As for the home seating, the online listing describes it as having 20 rows, 3,230 seats and walkways. Cahill said the price is based on $25 a seat, and aluminum floors can be added for an extra charge.
"I can sell these things to a guy with a rodeo in Mexico, and he'll be as happy as can be," he said.
Cahill expressed bemusement at the community interest in Newell Memorial Field, although he encountered some of that nostalgia while he visited the area earlier in the fall.
"There were people coming down and picking stuff up. I gave stuff away - whatever anybody wanted," he said.
Ground was broken for Newell Memorial Field in 1947, and the work was completed in time for Wells High School to play its home football games there in 1950, according to the website LaurelHollowPark.net. The stadium continued as the home game site for the Oak Glen High School Golden Bears, who played their last game there against East Liverpool on Oct. 14, 2011.

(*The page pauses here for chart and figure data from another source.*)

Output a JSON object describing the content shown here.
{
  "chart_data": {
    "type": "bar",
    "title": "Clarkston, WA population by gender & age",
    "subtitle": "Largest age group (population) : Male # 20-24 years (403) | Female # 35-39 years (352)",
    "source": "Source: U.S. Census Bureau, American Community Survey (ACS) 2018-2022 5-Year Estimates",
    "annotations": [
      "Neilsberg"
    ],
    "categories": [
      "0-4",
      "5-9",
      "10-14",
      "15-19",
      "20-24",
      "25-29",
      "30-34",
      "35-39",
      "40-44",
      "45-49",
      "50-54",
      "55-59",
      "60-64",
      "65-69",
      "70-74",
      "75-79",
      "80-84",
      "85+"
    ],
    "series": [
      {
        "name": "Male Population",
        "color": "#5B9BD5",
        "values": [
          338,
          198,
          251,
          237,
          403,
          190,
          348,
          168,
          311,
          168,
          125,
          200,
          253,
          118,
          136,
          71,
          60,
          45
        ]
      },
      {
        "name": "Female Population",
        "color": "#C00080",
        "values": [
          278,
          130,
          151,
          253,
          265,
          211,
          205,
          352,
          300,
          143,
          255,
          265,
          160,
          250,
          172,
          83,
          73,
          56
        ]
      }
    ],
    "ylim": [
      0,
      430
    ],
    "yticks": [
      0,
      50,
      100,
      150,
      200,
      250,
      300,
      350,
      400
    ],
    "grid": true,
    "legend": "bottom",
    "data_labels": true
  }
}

The Hancock County school board decided to sell the stadium - and the old Jimmy Carey Stadium in Weirton - at public auction after building multi-sports complexes for Oak Glen and Weir High in 2012.
The decision became controversial after the school board declined offers from the Chester Volunteer Fire Department to buy the Newell stadium and keep it in community hands. The fire department was the only bidder at the auction, but the bid was rejected as too low.
Hancock County commissioners bought the two stadium properties for $400,000 in December 2012. They want to clear both sites and sell or lease them for economic development purposes.
Commissioners agreed to a request from the Newell Area Civic Council to keep the war memorial - two brick pillars erected in memory of Newell veterans killed in World Wars I and II - intact.
Newell American Legion Post 114 has the bronze plaque that used to be displayed on the right brick pillar.